Friday, May 23, 2014

Are you tapering or are you just falling off a cliff?

By mid-November I had hit my stride. I kept going for short swims, did a Turkey Trot 5k in 30:05 (I was pissed I didn’t go sub 30, which I blame on the one mile hill at the end) and didn’t over indulge at Thanksgiving. I was now in the 170lb area and felt and looked so much better that I was just happy most of the time. December I slowed down a bit, tired from a stressful semester, but I tried not to sabotage myself with Christmas eating.

On January 1st I ran the “Hamilton Hangover 5 Miler” -- a race I signed up for on a lark and wasn’t sure I’d be able to get to because of child care obligations. It was being held at a park just 20 minutes from my house, but it was at noon, an unusual race time and one harder for me to commit to. I didn’t even know until about 10am that day that I was going to be able to run it.

I think not having any time to stress helped me a lot. I just threw on my running gear and jumped in my car to head out. The race was cold, but the atmosphere was small-towny and convivial and the park we ran in was quite pretty. I blasted through the race maintaining a sub 10 minute mile pace and finishing in 47:23. I was beside myself! I had seen my splits on the digital timing clocks on the course but couldn’t quite believe what I was seeing, 9:47 for the first mile 18:23 after the second mile. I was convinced the clocks were broken. Seriously. I thought it was a mistake.

I’m still not sure how I did it exactly, other than I decided I had nothing to lose, so I might as well go all out and see how long I could keep that up. I also tried to catch people and pass them, something I’d never felt up to before that day. I still focussed on being friendly, thanking the volunteers who came out to give us water on a cold afternoon, saying encouraging things to other runners when it seemed appropriate. But all of a sudden I could feel this new feeling. I wasn’t even sure what to call it. I had felt it in other situations, but never in sports. And then I realized what it was. I was feeling competitive.

Now, to be clear, I will never be competitive in a road race in terms of competing against other human beings, the kinds of gods who finish 5ks in 15 minutes. But by January 1st I had really begun to compete with myself, wanting to improve on my previous best times. I think I could feel it beginning when I ran the Trenton ½ and was so excited to do so much better than I had in the Philly ½. And, to be honest, trying to pass just one person in front of me, and then one more person, and then maybe one more was a good way of helping me get to my personal best. So maybe I was just competing with other people at the back of the pack, but I was still competing. And it felt really good.

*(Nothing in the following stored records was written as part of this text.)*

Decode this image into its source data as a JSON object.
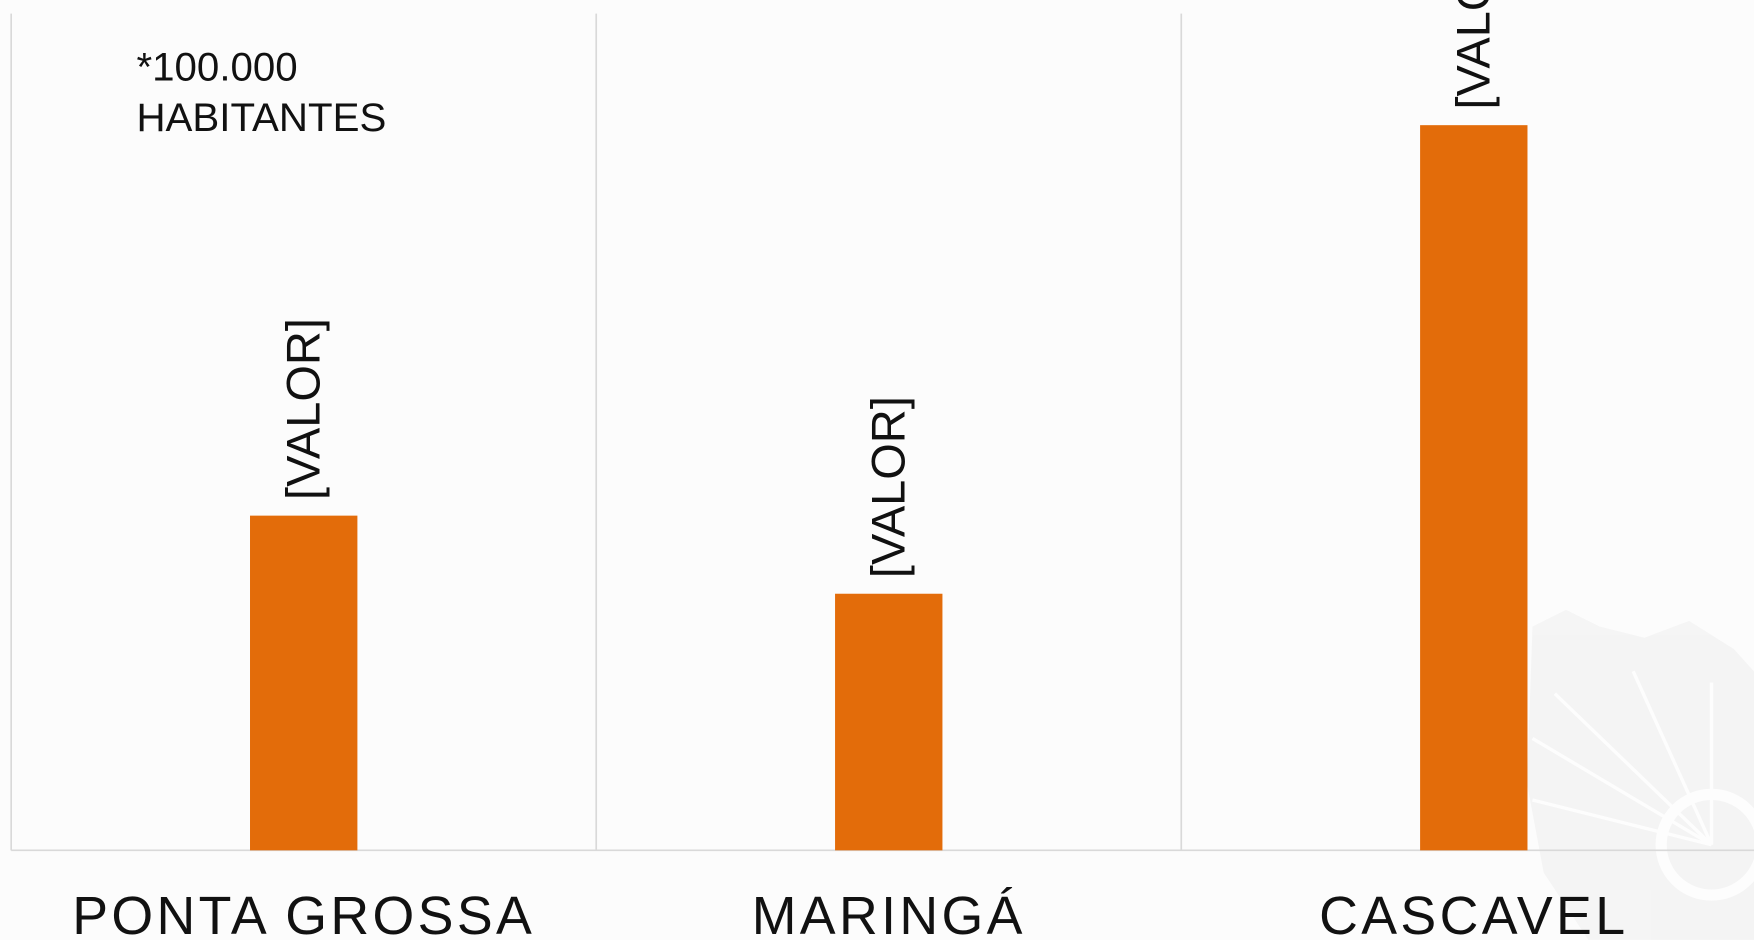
{
  "chart_data": {
    "type": "bar",
    "annotation": [
      "*100.000",
      "HABITANTES"
    ],
    "categories": [
      "PONTA GROSSA",
      "MARINGÁ",
      "CASCAVEL"
    ],
    "values": [
      3.0,
      2.3,
      6.5
    ],
    "value_labels": [
      "[VALOR]",
      "[VALOR]",
      "[VALOR]"
    ],
    "color": "#e36c0a",
    "ylim": [
      0,
      7.5
    ]
  }
}
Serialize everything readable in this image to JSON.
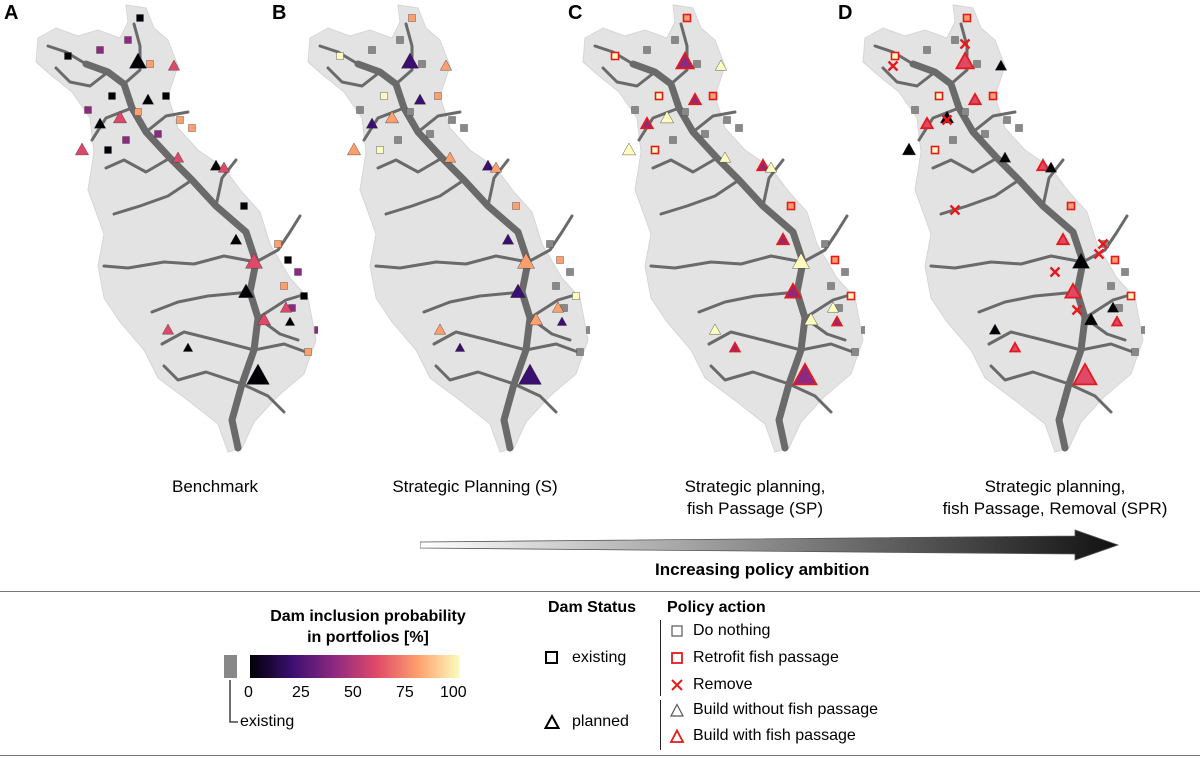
{
  "panels": [
    {
      "letter": "A",
      "caption": [
        "Benchmark"
      ],
      "variant": "benchmark"
    },
    {
      "letter": "B",
      "caption": [
        "Strategic Planning (S)"
      ],
      "variant": "strategic"
    },
    {
      "letter": "C",
      "caption": [
        "Strategic planning,",
        "fish Passage (SP)"
      ],
      "variant": "passage"
    },
    {
      "letter": "D",
      "caption": [
        "Strategic planning,",
        "fish Passage, Removal (SPR)"
      ],
      "variant": "removal"
    }
  ],
  "arrow_label": "Increasing policy ambition",
  "legend": {
    "colorbar_title": [
      "Dam inclusion probability",
      "in portfolios [%]"
    ],
    "ticks": [
      "0",
      "25",
      "50",
      "75",
      "100"
    ],
    "existing_label": "existing",
    "dam_status_title": "Dam Status",
    "status_existing": "existing",
    "status_planned": "planned",
    "policy_title": "Policy action",
    "actions": {
      "do_nothing": "Do nothing",
      "retrofit": "Retrofit fish passage",
      "remove": "Remove",
      "build_without": "Build without fish passage",
      "build_with": "Build with fish passage"
    }
  },
  "colors": {
    "basin": "#e3e3e3",
    "river": "#6a6a6a",
    "existing_grey": "#888888",
    "action_red": "#e41a1c",
    "ramp": [
      "#000004",
      "#3b0f70",
      "#8c2981",
      "#de4968",
      "#fe9f6d",
      "#fcfdbf"
    ]
  }
}
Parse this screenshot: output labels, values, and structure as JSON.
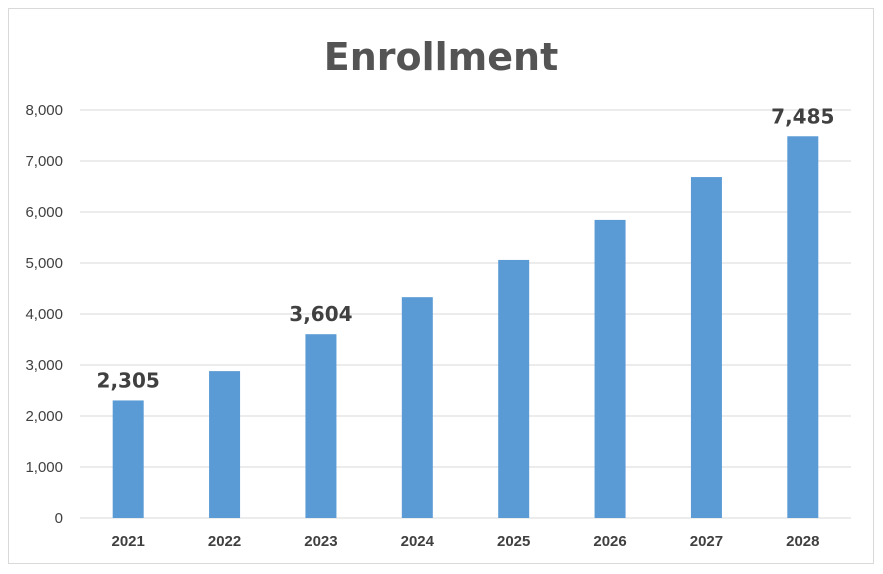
{
  "chart_data": {
    "type": "bar",
    "title": "Enrollment",
    "xlabel": "",
    "ylabel": "",
    "categories": [
      "2021",
      "2022",
      "2023",
      "2024",
      "2025",
      "2026",
      "2027",
      "2028"
    ],
    "values": [
      2305,
      2880,
      3604,
      4330,
      5060,
      5845,
      6685,
      7485
    ],
    "data_labels": {
      "0": "2,305",
      "2": "3,604",
      "7": "7,485"
    },
    "ylim": [
      0,
      8000
    ],
    "yticks": [
      0,
      1000,
      2000,
      3000,
      4000,
      5000,
      6000,
      7000,
      8000
    ],
    "ytick_labels": [
      "0",
      "1,000",
      "2,000",
      "3,000",
      "4,000",
      "5,000",
      "6,000",
      "7,000",
      "8,000"
    ],
    "grid": true,
    "legend": "none",
    "colors": {
      "bar": "#5b9bd5",
      "grid": "#d9d9d9",
      "title": "#545454",
      "text": "#404040"
    }
  }
}
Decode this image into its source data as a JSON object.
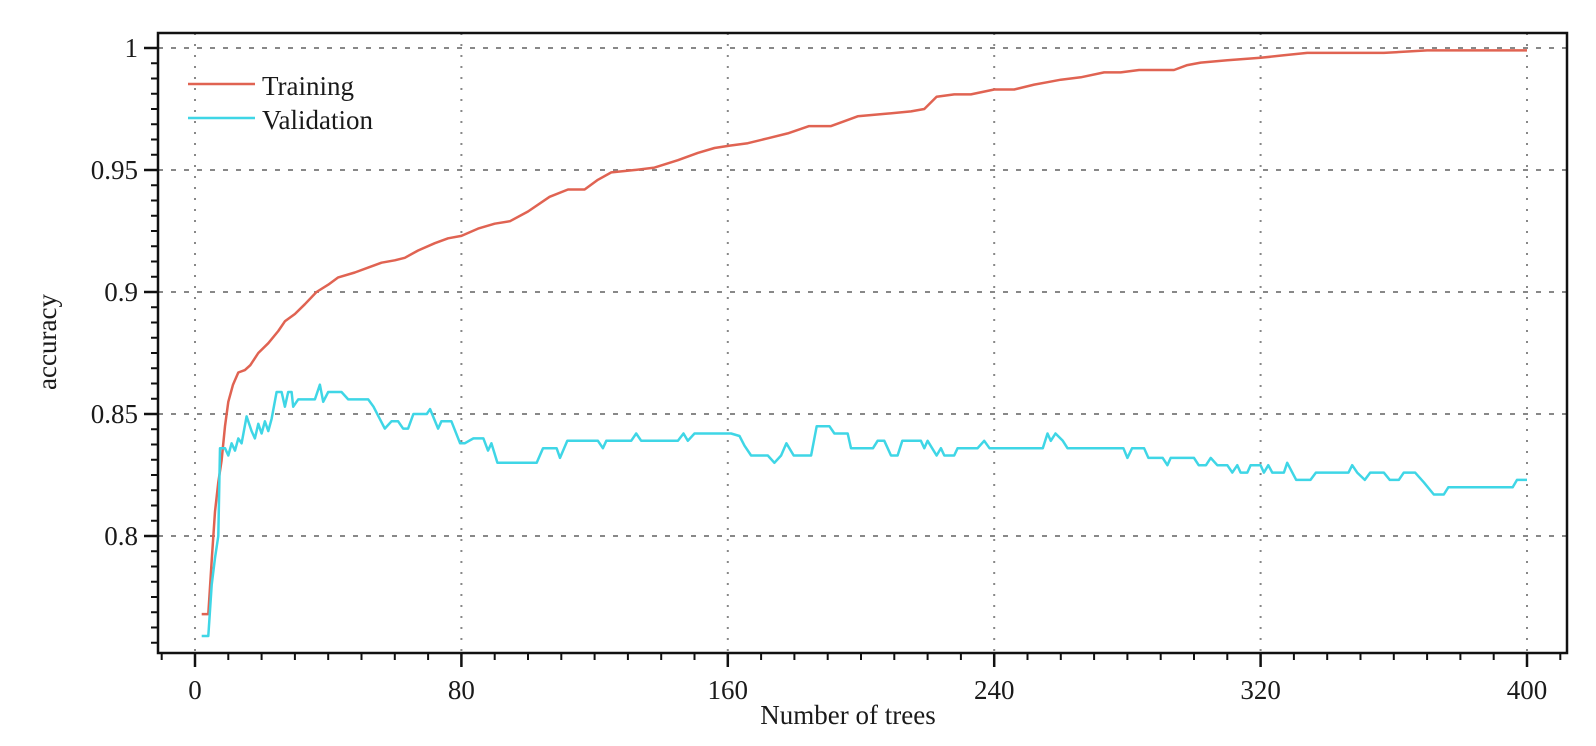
{
  "chart_data": {
    "type": "line",
    "title": "",
    "xlabel": "Number of trees",
    "ylabel": "accuracy",
    "xlim": [
      -11,
      412
    ],
    "ylim": [
      0.752,
      1.006
    ],
    "xticks": [
      0,
      80,
      160,
      240,
      320,
      400
    ],
    "xtick_labels": [
      "0",
      "80",
      "160",
      "240",
      "320",
      "400"
    ],
    "yticks": [
      0.8,
      0.85,
      0.9,
      0.95,
      1
    ],
    "ytick_labels": [
      "0.8",
      "0.85",
      "0.9",
      "0.95",
      "1"
    ],
    "grid": true,
    "legend_placement": "top-left",
    "series": [
      {
        "name": "Training",
        "color": "#e06352",
        "points": [
          [
            2,
            0.768
          ],
          [
            4,
            0.768
          ],
          [
            5,
            0.79
          ],
          [
            6,
            0.81
          ],
          [
            7,
            0.822
          ],
          [
            8,
            0.831
          ],
          [
            9,
            0.845
          ],
          [
            10,
            0.855
          ],
          [
            11.4,
            0.862
          ],
          [
            13,
            0.867
          ],
          [
            15,
            0.868
          ],
          [
            16.6,
            0.87
          ],
          [
            19,
            0.875
          ],
          [
            22,
            0.879
          ],
          [
            25,
            0.884
          ],
          [
            27,
            0.888
          ],
          [
            30,
            0.891
          ],
          [
            33,
            0.895
          ],
          [
            36.5,
            0.9
          ],
          [
            40,
            0.903
          ],
          [
            43,
            0.906
          ],
          [
            48,
            0.908
          ],
          [
            52,
            0.91
          ],
          [
            56,
            0.912
          ],
          [
            60,
            0.913
          ],
          [
            63,
            0.914
          ],
          [
            67,
            0.917
          ],
          [
            72,
            0.92
          ],
          [
            76,
            0.922
          ],
          [
            80,
            0.923
          ],
          [
            85,
            0.926
          ],
          [
            90,
            0.928
          ],
          [
            94.6,
            0.929
          ],
          [
            100,
            0.933
          ],
          [
            106.5,
            0.939
          ],
          [
            112,
            0.942
          ],
          [
            117,
            0.942
          ],
          [
            121,
            0.946
          ],
          [
            125,
            0.949
          ],
          [
            132,
            0.95
          ],
          [
            138,
            0.951
          ],
          [
            145,
            0.954
          ],
          [
            151,
            0.957
          ],
          [
            156,
            0.959
          ],
          [
            160.6,
            0.96
          ],
          [
            166,
            0.961
          ],
          [
            172,
            0.963
          ],
          [
            178,
            0.965
          ],
          [
            184.4,
            0.968
          ],
          [
            191,
            0.968
          ],
          [
            195,
            0.97
          ],
          [
            199,
            0.972
          ],
          [
            207,
            0.973
          ],
          [
            215,
            0.974
          ],
          [
            219,
            0.975
          ],
          [
            222.7,
            0.98
          ],
          [
            228,
            0.981
          ],
          [
            233,
            0.981
          ],
          [
            240,
            0.983
          ],
          [
            246,
            0.983
          ],
          [
            252,
            0.985
          ],
          [
            256,
            0.986
          ],
          [
            260,
            0.987
          ],
          [
            266,
            0.988
          ],
          [
            273,
            0.99
          ],
          [
            278,
            0.99
          ],
          [
            283.5,
            0.991
          ],
          [
            289,
            0.991
          ],
          [
            294,
            0.991
          ],
          [
            298,
            0.993
          ],
          [
            302,
            0.994
          ],
          [
            310,
            0.995
          ],
          [
            320,
            0.996
          ],
          [
            327,
            0.997
          ],
          [
            334,
            0.998
          ],
          [
            345,
            0.998
          ],
          [
            357,
            0.998
          ],
          [
            370,
            0.999
          ],
          [
            385,
            0.999
          ],
          [
            400,
            0.999
          ]
        ]
      },
      {
        "name": "Validation",
        "color": "#3fd6e6",
        "points": [
          [
            2,
            0.759
          ],
          [
            4,
            0.759
          ],
          [
            5,
            0.78
          ],
          [
            6,
            0.791
          ],
          [
            7,
            0.8
          ],
          [
            7.5,
            0.836
          ],
          [
            9,
            0.836
          ],
          [
            10,
            0.833
          ],
          [
            11,
            0.838
          ],
          [
            12,
            0.835
          ],
          [
            13,
            0.84
          ],
          [
            14,
            0.838
          ],
          [
            15.5,
            0.849
          ],
          [
            17,
            0.843
          ],
          [
            18,
            0.84
          ],
          [
            19,
            0.846
          ],
          [
            20,
            0.842
          ],
          [
            21,
            0.847
          ],
          [
            22,
            0.843
          ],
          [
            23,
            0.848
          ],
          [
            24.5,
            0.859
          ],
          [
            26,
            0.859
          ],
          [
            27,
            0.853
          ],
          [
            28,
            0.859
          ],
          [
            29,
            0.859
          ],
          [
            29.5,
            0.853
          ],
          [
            31,
            0.856
          ],
          [
            36,
            0.856
          ],
          [
            37.5,
            0.862
          ],
          [
            38.5,
            0.855
          ],
          [
            40,
            0.859
          ],
          [
            44,
            0.859
          ],
          [
            46,
            0.856
          ],
          [
            52,
            0.856
          ],
          [
            53.6,
            0.853
          ],
          [
            57,
            0.844
          ],
          [
            59,
            0.847
          ],
          [
            61,
            0.847
          ],
          [
            62.5,
            0.844
          ],
          [
            64,
            0.844
          ],
          [
            65.6,
            0.85
          ],
          [
            69.6,
            0.85
          ],
          [
            70.6,
            0.852
          ],
          [
            73,
            0.844
          ],
          [
            74,
            0.847
          ],
          [
            77,
            0.847
          ],
          [
            79.6,
            0.838
          ],
          [
            81,
            0.838
          ],
          [
            83.6,
            0.84
          ],
          [
            86.6,
            0.84
          ],
          [
            88,
            0.835
          ],
          [
            89,
            0.838
          ],
          [
            90.8,
            0.83
          ],
          [
            102.6,
            0.83
          ],
          [
            104.5,
            0.836
          ],
          [
            108.6,
            0.836
          ],
          [
            109.6,
            0.832
          ],
          [
            111.8,
            0.839
          ],
          [
            121,
            0.839
          ],
          [
            122.5,
            0.836
          ],
          [
            123.5,
            0.839
          ],
          [
            131,
            0.839
          ],
          [
            132.5,
            0.842
          ],
          [
            134,
            0.839
          ],
          [
            145,
            0.839
          ],
          [
            146.7,
            0.842
          ],
          [
            148,
            0.839
          ],
          [
            150,
            0.842
          ],
          [
            161,
            0.842
          ],
          [
            163.5,
            0.841
          ],
          [
            165,
            0.837
          ],
          [
            167,
            0.833
          ],
          [
            172,
            0.833
          ],
          [
            174,
            0.83
          ],
          [
            176,
            0.833
          ],
          [
            177.6,
            0.838
          ],
          [
            179.8,
            0.833
          ],
          [
            185,
            0.833
          ],
          [
            186.7,
            0.845
          ],
          [
            190.5,
            0.845
          ],
          [
            192,
            0.842
          ],
          [
            196,
            0.842
          ],
          [
            197,
            0.836
          ],
          [
            203.6,
            0.836
          ],
          [
            205,
            0.839
          ],
          [
            207,
            0.839
          ],
          [
            209,
            0.833
          ],
          [
            211,
            0.833
          ],
          [
            212.4,
            0.839
          ],
          [
            218,
            0.839
          ],
          [
            219,
            0.836
          ],
          [
            220,
            0.839
          ],
          [
            222.7,
            0.833
          ],
          [
            224,
            0.836
          ],
          [
            225,
            0.833
          ],
          [
            228,
            0.833
          ],
          [
            229,
            0.836
          ],
          [
            235,
            0.836
          ],
          [
            237,
            0.839
          ],
          [
            238.6,
            0.836
          ],
          [
            254.6,
            0.836
          ],
          [
            256,
            0.842
          ],
          [
            257,
            0.839
          ],
          [
            258.4,
            0.842
          ],
          [
            260.6,
            0.839
          ],
          [
            262,
            0.836
          ],
          [
            278.8,
            0.836
          ],
          [
            280,
            0.832
          ],
          [
            281.4,
            0.836
          ],
          [
            285,
            0.836
          ],
          [
            286.3,
            0.832
          ],
          [
            290.6,
            0.832
          ],
          [
            292,
            0.829
          ],
          [
            293,
            0.832
          ],
          [
            300,
            0.832
          ],
          [
            301.4,
            0.829
          ],
          [
            303.6,
            0.829
          ],
          [
            305,
            0.832
          ],
          [
            307,
            0.829
          ],
          [
            310,
            0.829
          ],
          [
            311.5,
            0.826
          ],
          [
            313,
            0.829
          ],
          [
            314,
            0.826
          ],
          [
            316,
            0.826
          ],
          [
            317,
            0.829
          ],
          [
            320,
            0.829
          ],
          [
            321,
            0.826
          ],
          [
            322.3,
            0.829
          ],
          [
            323.5,
            0.826
          ],
          [
            327,
            0.826
          ],
          [
            328,
            0.83
          ],
          [
            330.7,
            0.823
          ],
          [
            335,
            0.823
          ],
          [
            336.6,
            0.826
          ],
          [
            346.4,
            0.826
          ],
          [
            347.5,
            0.829
          ],
          [
            349,
            0.826
          ],
          [
            351.3,
            0.823
          ],
          [
            352.9,
            0.826
          ],
          [
            357,
            0.826
          ],
          [
            358.8,
            0.823
          ],
          [
            361.5,
            0.823
          ],
          [
            363,
            0.826
          ],
          [
            366.4,
            0.826
          ],
          [
            369,
            0.822
          ],
          [
            372,
            0.817
          ],
          [
            375,
            0.817
          ],
          [
            376.4,
            0.82
          ],
          [
            395.7,
            0.82
          ],
          [
            397,
            0.823
          ],
          [
            400,
            0.823
          ]
        ]
      }
    ]
  }
}
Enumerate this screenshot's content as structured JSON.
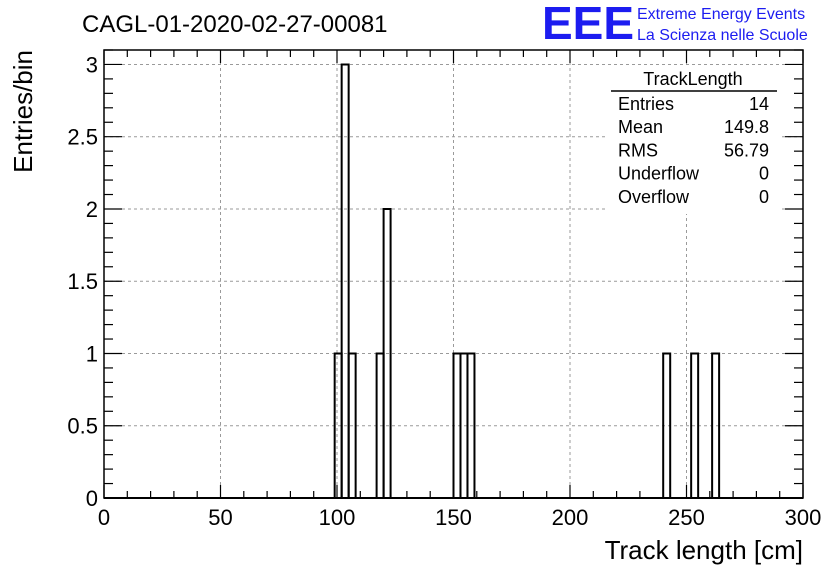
{
  "brand": {
    "logo_text": "EEE",
    "line1": "Extreme Energy Events",
    "line2": "La Scienza nelle Scuole",
    "color": "#1c1cf0"
  },
  "chart_data": {
    "type": "bar",
    "title": "CAGL-01-2020-02-27-00081",
    "xlabel": "Track length [cm]",
    "ylabel": "Entries/bin",
    "xlim": [
      0,
      300
    ],
    "ylim": [
      0,
      3.1
    ],
    "grid": true,
    "bin_width": 3,
    "x_ticks": [
      0,
      50,
      100,
      150,
      200,
      250,
      300
    ],
    "y_ticks": [
      0,
      0.5,
      1,
      1.5,
      2,
      2.5,
      3
    ],
    "x_tick_labels": [
      "0",
      "50",
      "100",
      "150",
      "200",
      "250",
      "300"
    ],
    "y_tick_labels": [
      "0",
      "0.5",
      "1",
      "1.5",
      "2",
      "2.5",
      "3"
    ],
    "bins": [
      {
        "x": 99,
        "count": 1
      },
      {
        "x": 102,
        "count": 3
      },
      {
        "x": 105,
        "count": 1
      },
      {
        "x": 117,
        "count": 1
      },
      {
        "x": 120,
        "count": 2
      },
      {
        "x": 150,
        "count": 1
      },
      {
        "x": 153,
        "count": 1
      },
      {
        "x": 156,
        "count": 1
      },
      {
        "x": 240,
        "count": 1
      },
      {
        "x": 252,
        "count": 1
      },
      {
        "x": 261,
        "count": 1
      }
    ],
    "stats_box": {
      "title": "TrackLength",
      "placement": "top-right",
      "rows": [
        {
          "label": "Entries",
          "value": "14"
        },
        {
          "label": "Mean",
          "value": "149.8"
        },
        {
          "label": "RMS",
          "value": "56.79"
        },
        {
          "label": "Underflow",
          "value": "0"
        },
        {
          "label": "Overflow",
          "value": "0"
        }
      ]
    }
  }
}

Later that week I completed a 16 mile training run in preparation for my “taper” (one of those lingo words meaning cutting back on mileage prior to a big event). Honestly, I didn’t exactly taper before the Key West ½. More like I dwindled down to nothing. I ran 2 and 3 milers a couple of times in the next two weeks. Sure, five months earlier even that would have been an accomplishment, but now it was slacking, pure and simple. I was on break from work and I was feeling laconic and like resting on my laurels a little, as my dad would have said.